On the other hand, if you run jeep tours and employ tour guides, your margins are impacted by the cost of vehicle upkeep, fuel, and employee wages.
As you’re crunching the numbers, it’s important to note that your overall pricing will also depend on a number of external factors like what your competitors are charging and customer demand.
Let’s dig into a few actionable tips that’ll help you price your tours right.
7 tips for finding the right price for your tours and experiences
Pricing your tours and experiences might take some trial and error. Here are seven tips to help you lock in a solid pricing strategy that’ll increase your bookings.
Identify your operating costs
Your operating costs will determine the absolute minimum you should be pricing your tours. These will include your fixed costs (rent, administrative costs, business software, equipment storage) and variable costs (wages for guides, cost of fuel, meals during tours, commissions).
Keep in mind that the more tours you sell, the higher your variable costs will be.
Conduct market research
It’s important to research your market to see what competitors are charging for their tours. You want your prices to be able to compete with similar tour offerings in your region. This will also give you an idea of what customers are accustomed to paying for comparable tours and experiences.
Factor in your value-added services
Tour operators who offer value-added services like free parking, champagne on arrival, or discounted tickets for attractions can charge more for their experiences. You can justify a higher price if you offer services that bring additional value to your tours, especially if it’s something your competitors don’t offer.
Adjust pricing depending on demand
Many tour operators adjust their tour pricing based on demand. You might price high during the holidays and price down during the slow season.
You might also adopt the last-minute pricing strategy, where you’ll offer last-minute discounted offers to book your tours at max capacity. This can be automated with Xola’s Lightning Deals, a feature that can offer discounted tours to customers.
Let’s say you’re a kayak tour operator, and you have a few Monday morning tours that are only 25% full. You can use Lightning Deals to drive more bookings on those slower time slots by offering a discount as soon as someone lands on your site.
Mark-up vs. mark-down pricing strategy
A mark-up pricing strategy ensures you’re making a steeper profit on every sale compared to the mark-down strategy, where you’re using a lower price to attract a higher quantity of bookings.
You might use the mark-up strategy during holidays when demand is high, and upcharges are common. On the other hand, the mark-down strategy would be a way to draw in more bookings during slower months.
Be mindful about discounts
Discounted tours help bring in more bookings during slow seasons, but they’re also an easy way to reduce your profitability. If you offer your tours at a discount too often, guests will start expecting them. They may refuse or become hesitant to buy your tours at the regular price, which would make it harder for you to go back to charging your normal rates.
Pro Tip: Consider adding special conditions to your discounts, such as requiring a specific number of guests or more than one tour booking.

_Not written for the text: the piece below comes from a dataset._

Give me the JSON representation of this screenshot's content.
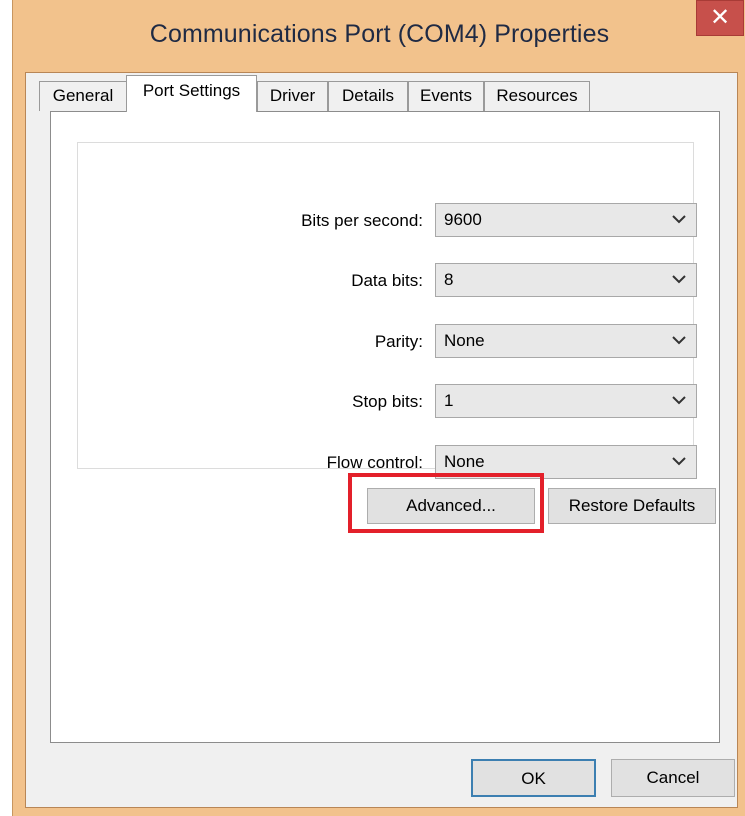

Know that your pricing probably won’t be fixed
Your pricing will likely fluctuate with the market. Even if you feel you’ve found the ideal prices for your tours, you should always keep tabs on your competitor’s prices and overall market conditions. You want to make sure your prices remain relevant over time.
The overall takeaway is that you might be using multiple pricing strategies to increase your profit — yet it can be overwhelming to stay on top of all the price changes.
We have the solution: An effective booking system like Xola can help you manage all of your pricing variables in one place. Your booking software can also provide you with revenue reports that’ll help you build the best pricing strategy for your company.
Now that you have a better understanding of how to price your tours, they’ll begin bringing you the profit you’ve always aimed for.